Most mystery religious rites function to bring the group they lead “from darkness unto light.” Divine manifestations are usually described as epiphanies of light. In the Magical Papyri, the gods frequently are endowed with light attributes, and in the collection of writings known as the Hermetic Corpus, spirit and light are practically identical. In fact, as man rises to greater spiritual heights “he is turned into light.” Light symbolism in Western religions (including Islam) was decisively influenced by Greek philosophy, which gave to light a simultaneously intellectual and ethical connotation. Greek philosophy shifted the meaning of light from a symbol of life to one of consciousness.
Ceremonial use of lights in the Roman Catholic Church is conceived as a representation in fire of the life of Christ and of the whole idea of salvation. It is written that at the conversion of St Paul there shone round him a great light from heaven; while the glorified Christ is represented as standing in the midst of seven candlesticks … and his eyes as a flame of fire. Christians were described as children of light, at perpetual war with the powers of darkness. Light, to them, represents the purifying presence of God.
In our current century candles continue to be part of newer winter celebrations, like for example Kwanzaa, which is an African American holiday which runs from December 26 to January 1. A Kinara is used to hold candles. It holds seven candles; three red candles to represent African American struggles, one black candle to represent the African American people and three green candles to represent African American hopes. For the Humanists, the candle is used as a symbol of the light of reason or rationality. The Humanist festival of Human Light which also occurs in December often features a candle-lighting ceremony. A common element of worship in many Unitarian Universalism churches and fellowships is the lighting of candles of joy and concern. Unitarian Universalism also incorporates candle-lighting ceremonies from other spiritual traditions, from which they draw inspiration. A flaming chalice is the most widely used symbol of Unitarianism and Unitarian Universalism, and is, in reality, usually a candle, not an actual chalice of burning oil. Even the Christmas tree, which is possibly adopted from the pagan religions which Christianity incorporated into its rituals, is decorated with candles (or these days with electric lights), and was accepted into Russian culture as a symbol of renewal. In order not to confuse it as a religious symbol, it is used in the new year celebrations, Novigod, on 31st of December and January 1st. It symbolizes the renewal of hope over hardship and darkness.

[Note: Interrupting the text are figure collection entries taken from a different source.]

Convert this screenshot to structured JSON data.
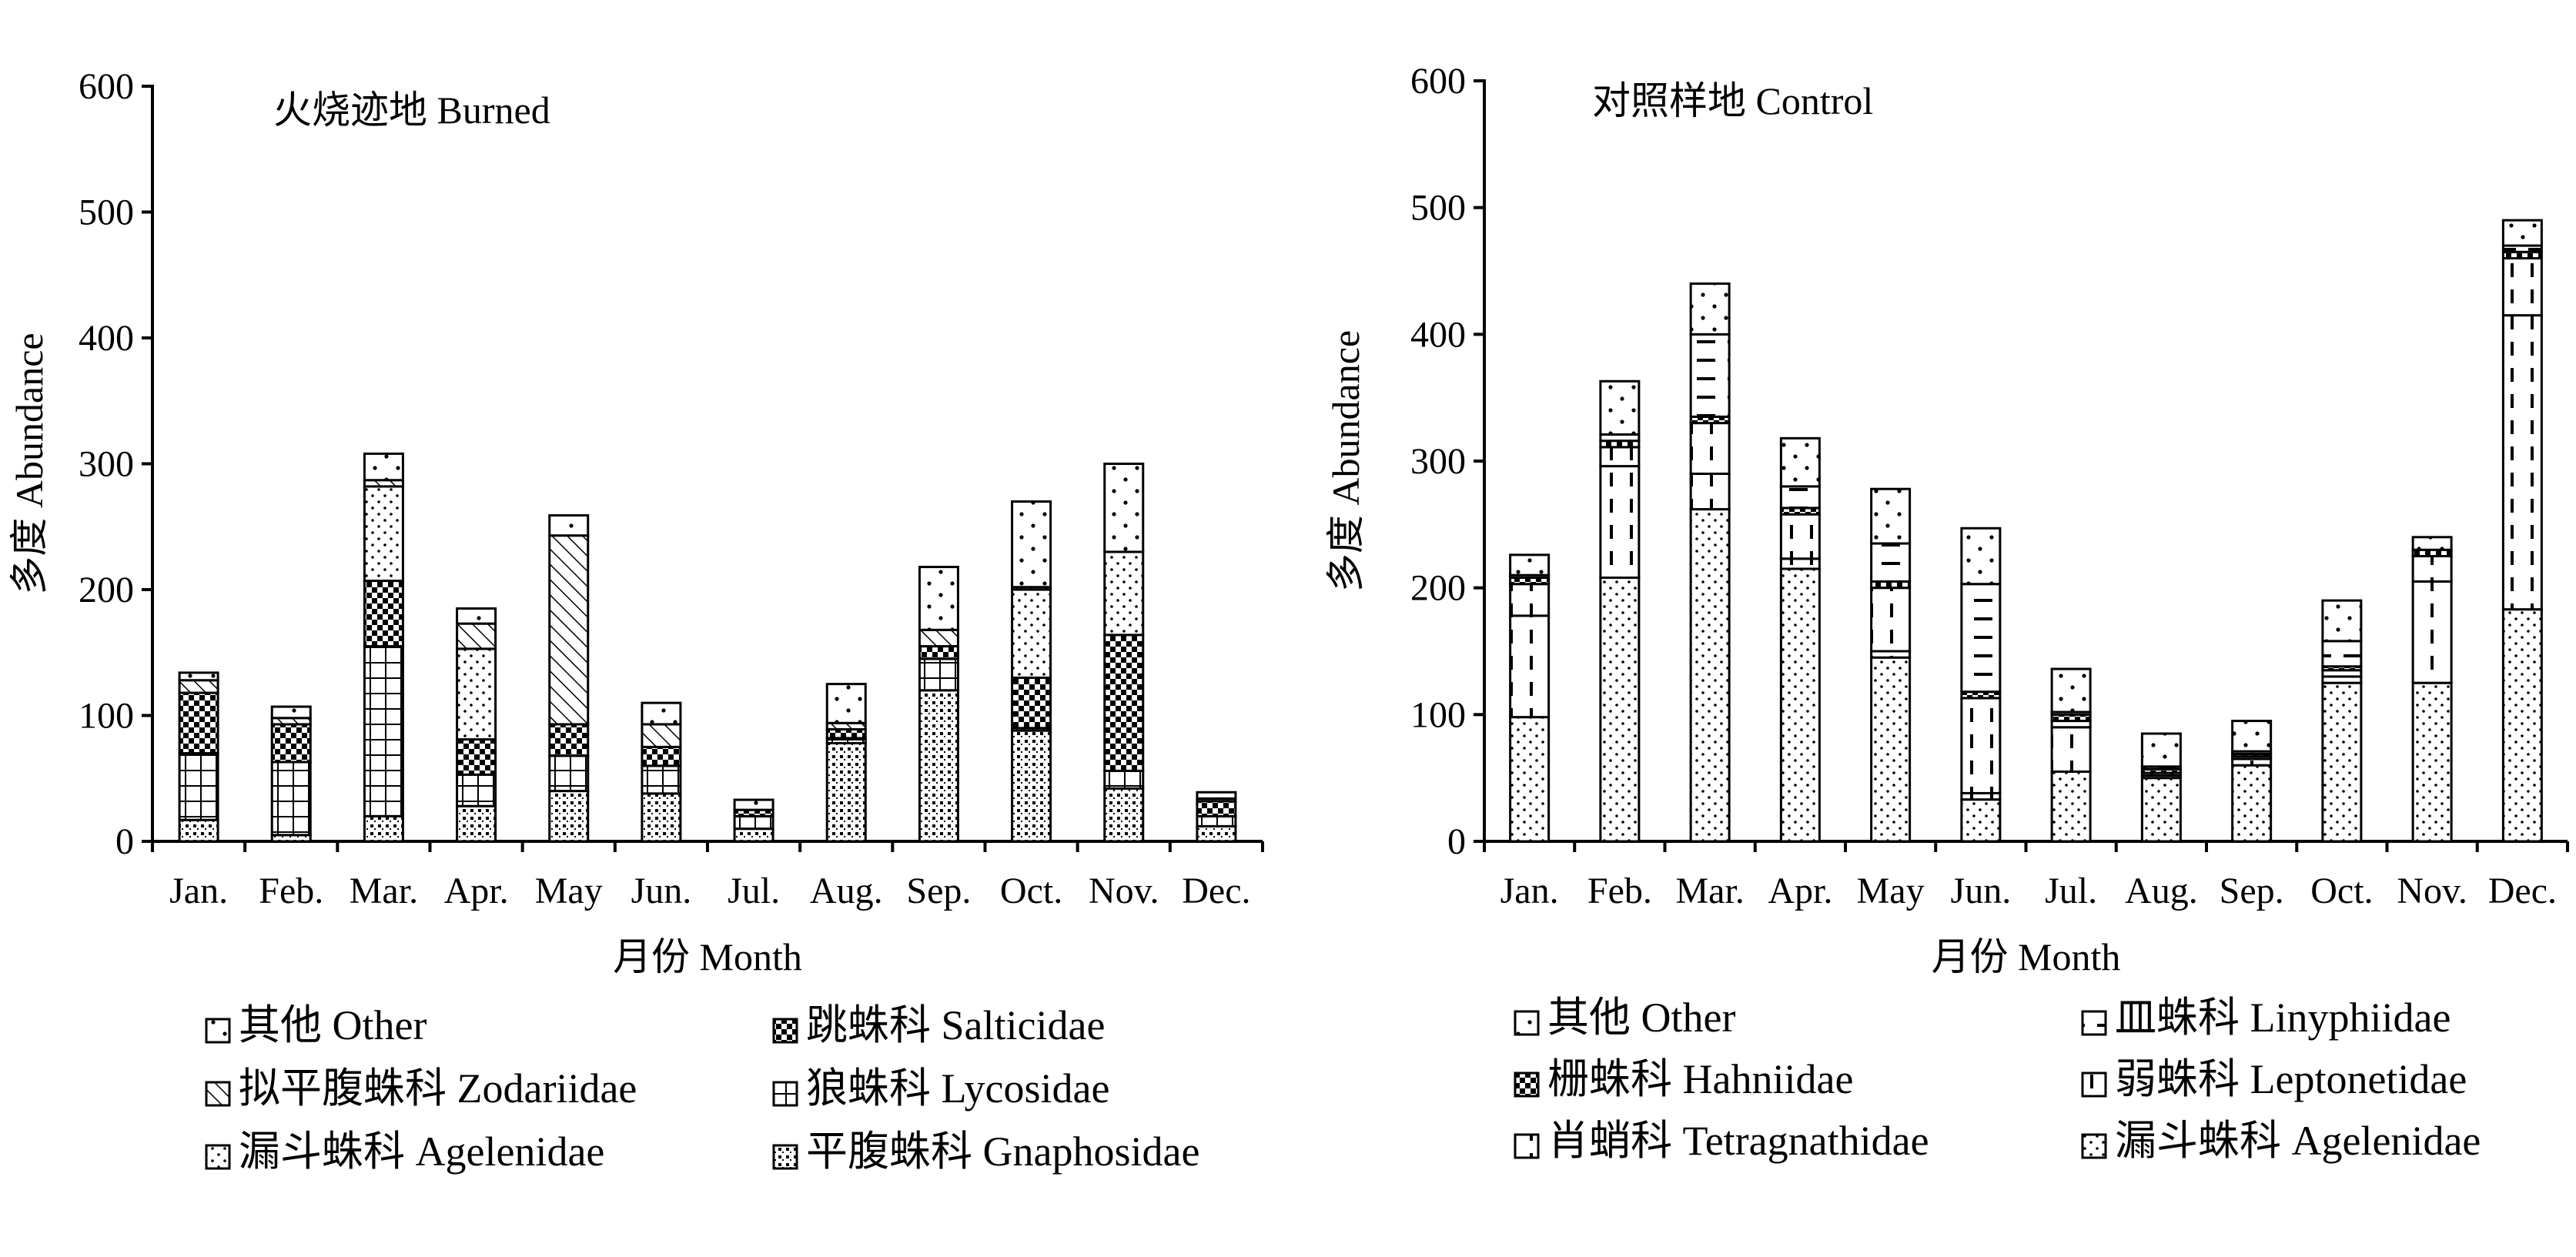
{
  "chart_data": [
    {
      "type": "bar",
      "stacked": true,
      "title": "火烧迹地  Burned",
      "xlabel": "月份 Month",
      "ylabel": "多度  Abundance",
      "ylim": [
        0,
        600
      ],
      "yticks": [
        "0",
        "100",
        "200",
        "300",
        "400",
        "500",
        "600"
      ],
      "categories": [
        "Jan.",
        "Feb.",
        "Mar.",
        "Apr.",
        "May",
        "Jun.",
        "Jul.",
        "Aug.",
        "Sep.",
        "Oct.",
        "Nov.",
        "Dec."
      ],
      "legend_position": "bottom",
      "series": [
        {
          "name": "平腹蛛科 Gnaphosidae",
          "pattern": "dotgrid",
          "values": [
            17,
            5,
            20,
            28,
            40,
            38,
            10,
            78,
            120,
            88,
            42,
            12
          ]
        },
        {
          "name": "狼蛛科 Lycosidae",
          "pattern": "grid",
          "values": [
            53,
            58,
            135,
            25,
            28,
            22,
            10,
            4,
            25,
            2,
            14,
            8
          ]
        },
        {
          "name": "跳蛛科 Salticidae",
          "pattern": "checker",
          "values": [
            48,
            30,
            52,
            28,
            25,
            15,
            5,
            7,
            10,
            40,
            108,
            12
          ]
        },
        {
          "name": "漏斗蛛科 Agelenidae",
          "pattern": "dots",
          "values": [
            0,
            0,
            75,
            72,
            0,
            0,
            0,
            0,
            0,
            70,
            66,
            0
          ]
        },
        {
          "name": "拟平腹蛛科 Zodariidae",
          "pattern": "diag",
          "values": [
            10,
            5,
            5,
            20,
            150,
            18,
            0,
            5,
            13,
            2,
            0,
            2
          ]
        },
        {
          "name": "其他 Other",
          "pattern": "sparse",
          "values": [
            6,
            9,
            21,
            12,
            16,
            17,
            8,
            31,
            50,
            68,
            70,
            5
          ]
        }
      ],
      "legend_order": [
        "其他 Other",
        "跳蛛科 Salticidae",
        "拟平腹蛛科 Zodariidae",
        "狼蛛科 Lycosidae",
        "漏斗蛛科 Agelenidae",
        "平腹蛛科 Gnaphosidae"
      ]
    },
    {
      "type": "bar",
      "stacked": true,
      "title": "对照样地  Control",
      "xlabel": "月份 Month",
      "ylabel": "多度  Abundance",
      "ylim": [
        0,
        600
      ],
      "yticks": [
        "0",
        "100",
        "200",
        "300",
        "400",
        "500",
        "600"
      ],
      "categories": [
        "Jan.",
        "Feb.",
        "Mar.",
        "Apr.",
        "May",
        "Jun.",
        "Jul.",
        "Aug.",
        "Sep.",
        "Oct.",
        "Nov.",
        "Dec."
      ],
      "legend_position": "bottom",
      "series": [
        {
          "name": "漏斗蛛科 Agelenidae",
          "pattern": "dots",
          "values": [
            98,
            208,
            262,
            215,
            145,
            33,
            55,
            50,
            60,
            125,
            125,
            183
          ]
        },
        {
          "name": "弱蛛科 Leptonetidae",
          "pattern": "vdash",
          "values": [
            80,
            88,
            28,
            8,
            5,
            5,
            35,
            2,
            5,
            5,
            80,
            232
          ]
        },
        {
          "name": "肖蛸科 Tetragnathidae",
          "pattern": "vdash",
          "values": [
            25,
            15,
            40,
            35,
            50,
            75,
            5,
            2,
            2,
            5,
            20,
            45
          ]
        },
        {
          "name": "栅蛛科 Hahniidae",
          "pattern": "checker",
          "values": [
            5,
            5,
            5,
            5,
            5,
            5,
            5,
            3,
            2,
            3,
            5,
            5
          ]
        },
        {
          "name": "皿蛛科 Linyphiidae",
          "pattern": "hdash",
          "values": [
            2,
            5,
            65,
            17,
            30,
            85,
            2,
            2,
            2,
            20,
            0,
            5
          ]
        },
        {
          "name": "其他 Other",
          "pattern": "sparse",
          "values": [
            16,
            42,
            40,
            38,
            43,
            44,
            34,
            26,
            24,
            32,
            10,
            20
          ]
        }
      ],
      "legend_order": [
        "其他 Other",
        "皿蛛科 Linyphiidae",
        "栅蛛科 Hahniidae",
        "弱蛛科 Leptonetidae",
        "肖蛸科 Tetragnathidae",
        "漏斗蛛科 Agelenidae"
      ]
    }
  ]
}
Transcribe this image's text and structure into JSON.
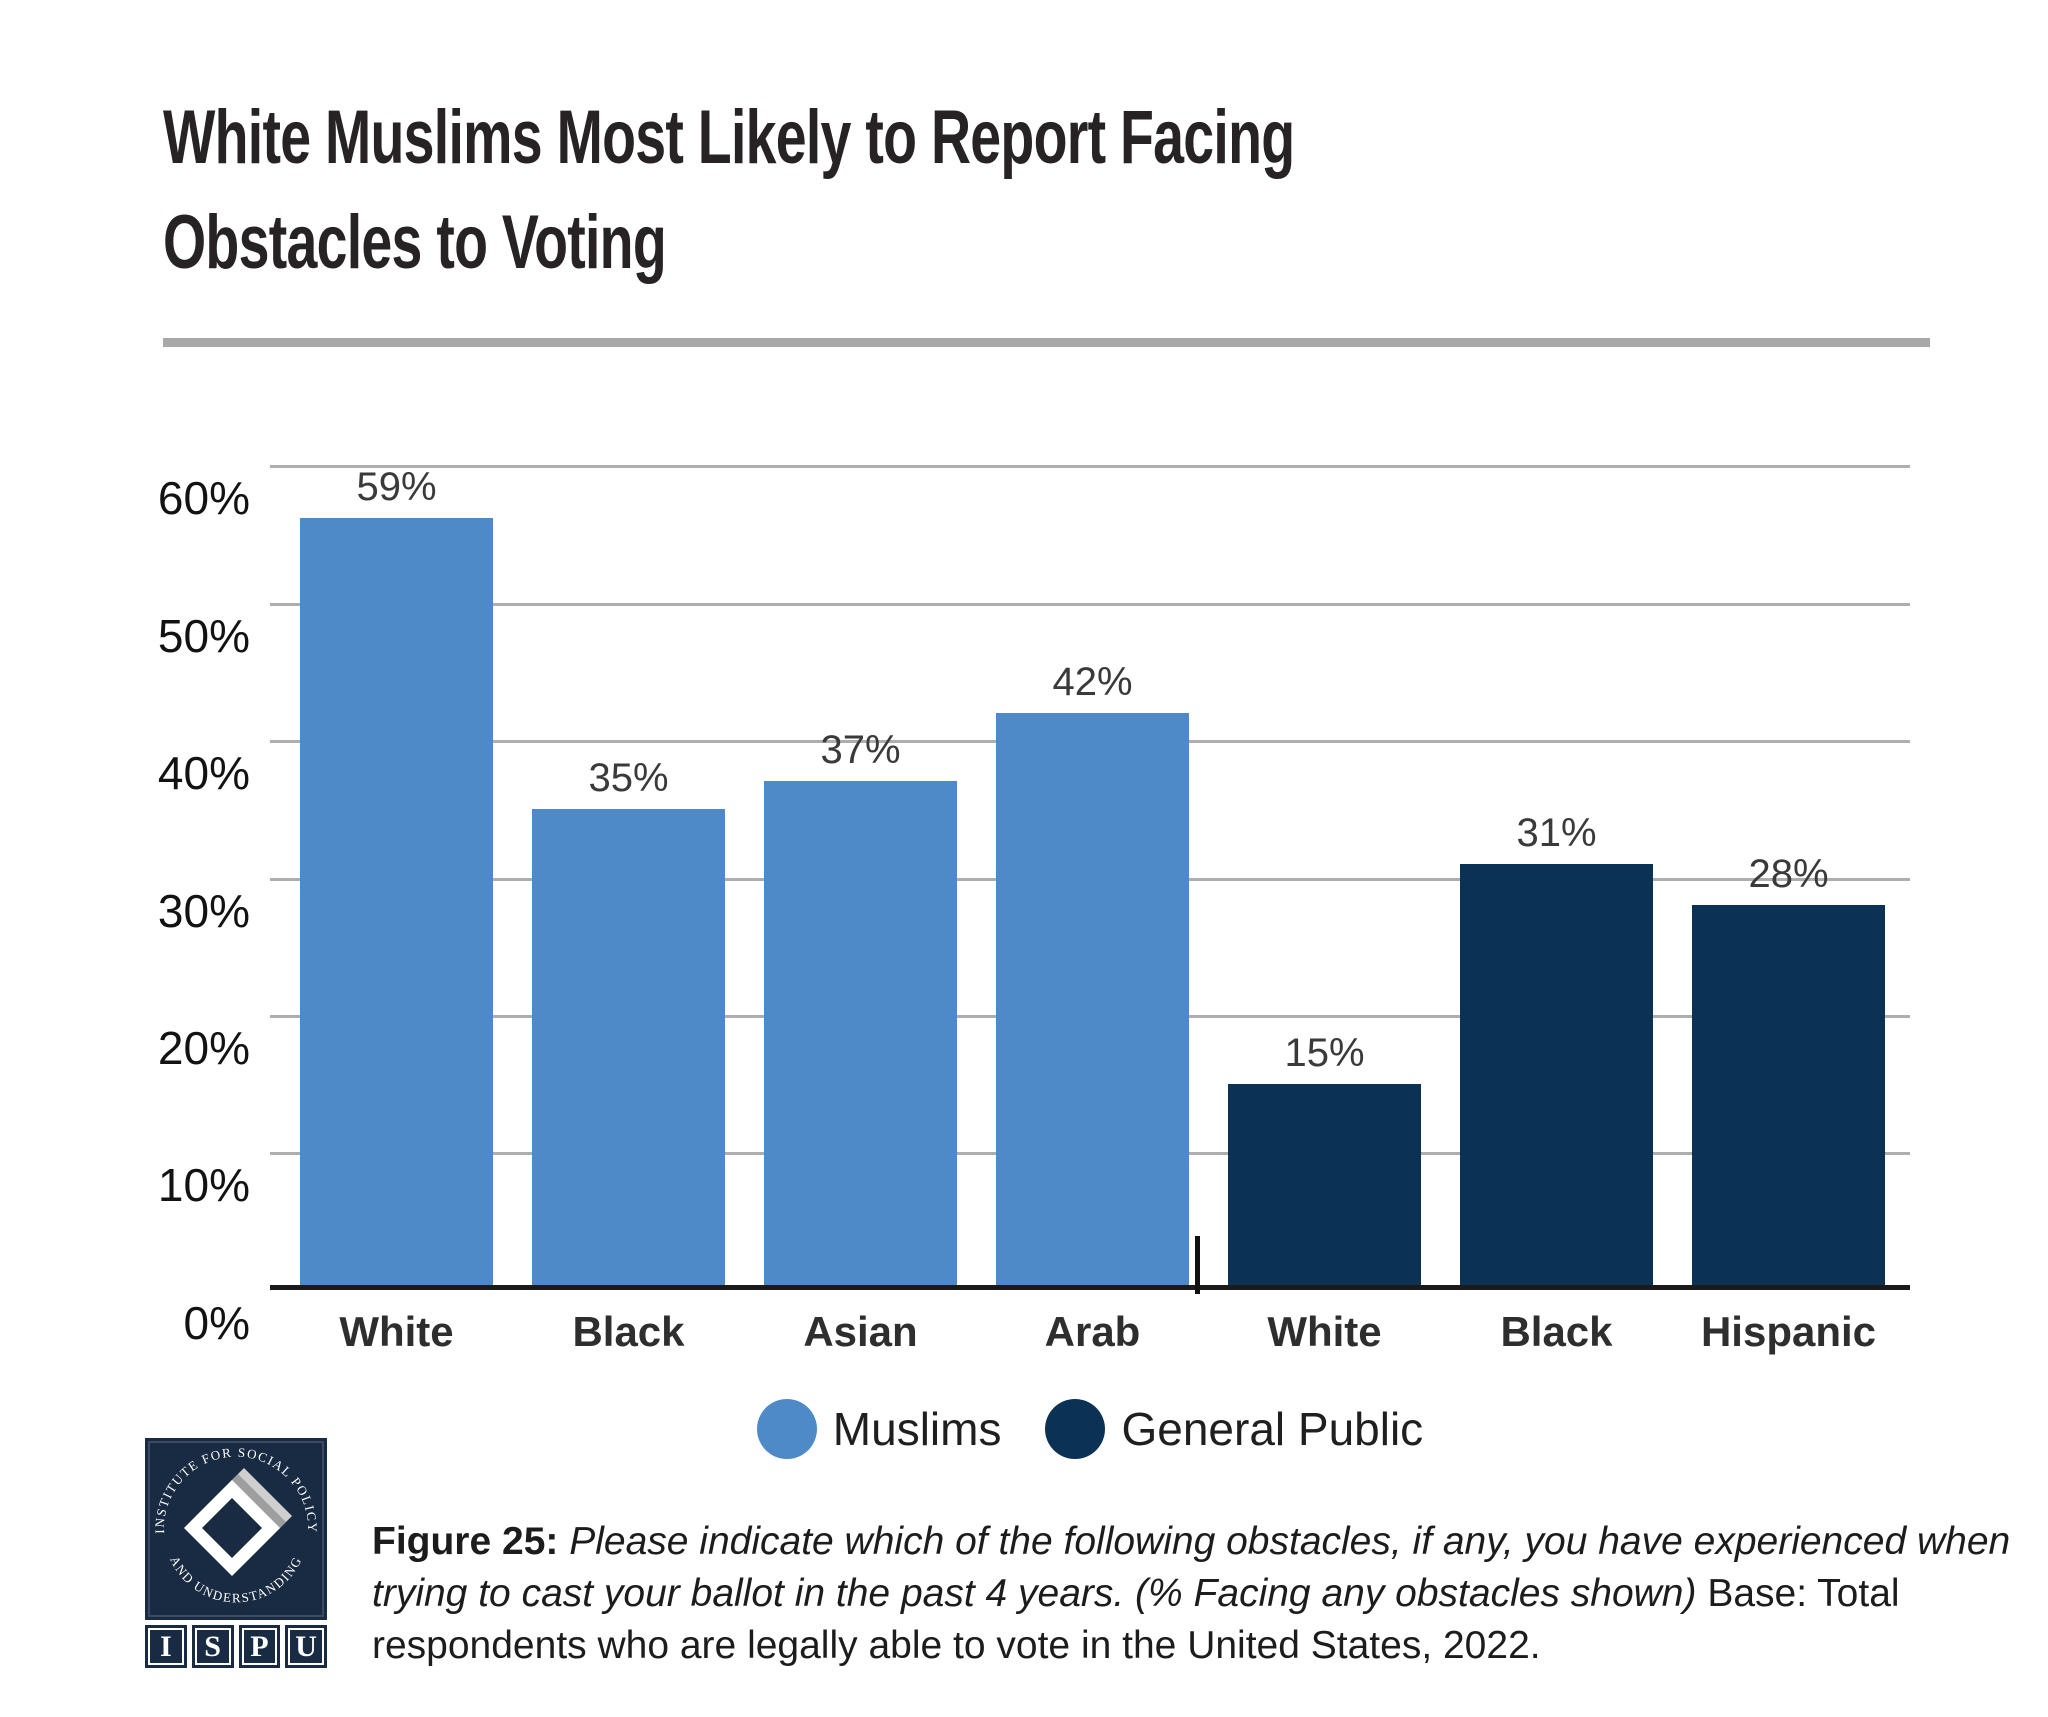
{
  "title": "White Muslims Most Likely to Report Facing Obstacles to Voting",
  "chart_data": {
    "type": "bar",
    "ylim": [
      0,
      60
    ],
    "ymax": 60,
    "grid": true,
    "yticks": [
      "60%",
      "50%",
      "40%",
      "30%",
      "20%",
      "10%",
      "0%"
    ],
    "categories": [
      "White",
      "Black",
      "Asian",
      "Arab",
      "White",
      "Black",
      "Hispanic"
    ],
    "series": [
      {
        "name": "Muslims",
        "values": [
          59,
          35,
          37,
          42,
          null,
          null,
          null
        ]
      },
      {
        "name": "General Public",
        "values": [
          null,
          null,
          null,
          null,
          15,
          31,
          28
        ]
      }
    ],
    "bars": [
      {
        "category": "White",
        "value": 59,
        "value_label": "59%",
        "series": "Muslims"
      },
      {
        "category": "Black",
        "value": 35,
        "value_label": "35%",
        "series": "Muslims"
      },
      {
        "category": "Asian",
        "value": 37,
        "value_label": "37%",
        "series": "Muslims"
      },
      {
        "category": "Arab",
        "value": 42,
        "value_label": "42%",
        "series": "Muslims"
      },
      {
        "category": "White",
        "value": 15,
        "value_label": "15%",
        "series": "General Public"
      },
      {
        "category": "Black",
        "value": 31,
        "value_label": "31%",
        "series": "General Public"
      },
      {
        "category": "Hispanic",
        "value": 28,
        "value_label": "28%",
        "series": "General Public"
      }
    ],
    "series_colors": {
      "Muslims": "#4E8BC6",
      "General Public": "#0B3254"
    },
    "legend_position": "bottom"
  },
  "legend": [
    {
      "label": "Muslims",
      "color": "#4E8BC6"
    },
    {
      "label": "General Public",
      "color": "#0B3254"
    }
  ],
  "caption": {
    "figure_label": "Figure 25:",
    "question_italic": "Please indicate which of the following obstacles, if any, you have experienced when trying to cast your ballot in the past 4 years. (% Facing any obstacles shown)",
    "base_text": "Base: Total respondents who are legally able to vote in the United States, 2022."
  },
  "logo": {
    "arc_top": "INSTITUTE FOR SOCIAL POLICY",
    "arc_bottom": "AND UNDERSTANDING",
    "letters": [
      "I",
      "S",
      "P",
      "U"
    ],
    "navy": "#192a43"
  }
}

At a cosmic as well as at a social and individual level, darkness guarantees the continual existence of light by its regular renewal. In order to appreciate the light, we need to experience the darkness. I light candles every Friday evening to usher in the holiness of the Sabbath and thus perpetuate our connection to our tradition and our ancestors. I light the Chanukah candles to shed some light into the darkness and continue to tell the myths passed down to us from past generations in order to continue the connection. With light and song, we convey to the world the miracle of survival and hope.